In vivo nEP tests with experimental animals. (a) Photographs showing the in vivo nEP system applied to the thigh muscle of a mouse and schematic illustration showing the nEP‐based intracellular delivery of PI (model agent). (b) Fluorescence micrographs from the sectioned tissue showing tissue damage (TUNEL, green) and transfection efficiency of PI (red). Tissue nuclei were stained with Hoechst (blue).
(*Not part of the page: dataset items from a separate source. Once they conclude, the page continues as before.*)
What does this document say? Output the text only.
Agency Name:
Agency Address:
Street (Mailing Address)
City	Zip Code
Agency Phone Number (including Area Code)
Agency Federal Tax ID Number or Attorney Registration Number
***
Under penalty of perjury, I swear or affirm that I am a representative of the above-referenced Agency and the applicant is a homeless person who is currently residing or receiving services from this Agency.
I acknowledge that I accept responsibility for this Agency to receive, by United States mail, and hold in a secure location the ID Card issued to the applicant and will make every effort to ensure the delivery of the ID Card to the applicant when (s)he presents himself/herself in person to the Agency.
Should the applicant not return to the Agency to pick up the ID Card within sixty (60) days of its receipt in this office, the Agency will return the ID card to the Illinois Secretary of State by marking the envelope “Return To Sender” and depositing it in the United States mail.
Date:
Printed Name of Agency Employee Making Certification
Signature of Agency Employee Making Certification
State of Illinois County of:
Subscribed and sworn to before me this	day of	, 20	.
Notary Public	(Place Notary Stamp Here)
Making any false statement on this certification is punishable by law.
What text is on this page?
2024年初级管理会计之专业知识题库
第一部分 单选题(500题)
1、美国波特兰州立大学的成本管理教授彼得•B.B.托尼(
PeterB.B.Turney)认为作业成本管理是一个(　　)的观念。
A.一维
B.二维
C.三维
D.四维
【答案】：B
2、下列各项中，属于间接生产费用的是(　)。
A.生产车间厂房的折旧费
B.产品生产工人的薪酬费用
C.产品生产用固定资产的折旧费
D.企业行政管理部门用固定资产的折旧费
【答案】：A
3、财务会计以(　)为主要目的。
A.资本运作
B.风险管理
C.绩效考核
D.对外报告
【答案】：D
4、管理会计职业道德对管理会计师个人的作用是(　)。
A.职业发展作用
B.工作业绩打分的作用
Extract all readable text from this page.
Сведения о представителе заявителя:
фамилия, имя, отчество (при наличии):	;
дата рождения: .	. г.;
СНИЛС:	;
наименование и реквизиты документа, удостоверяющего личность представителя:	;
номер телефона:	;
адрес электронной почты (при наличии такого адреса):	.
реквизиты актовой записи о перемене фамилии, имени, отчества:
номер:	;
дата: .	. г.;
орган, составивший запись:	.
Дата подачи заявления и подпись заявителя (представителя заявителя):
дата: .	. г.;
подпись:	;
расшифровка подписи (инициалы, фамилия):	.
Commercially available two metal needle electrodes were used for bulk EP. The yellow dotted circles indicate the needle insertion sites. (scale bar: 100 μm). (c) Bar graph showing the fluorescent area obtained in (b), representing damaged (TUNEL assay) and transfection (PI) regions. The data are represented as mean ± SD. **p < 0.01, ***p < 0.001 vs. control. (d) Histological images of muscle tissues subjected to electroporation (bulk or nEP) after H&E staining (scale bar: 1 mm).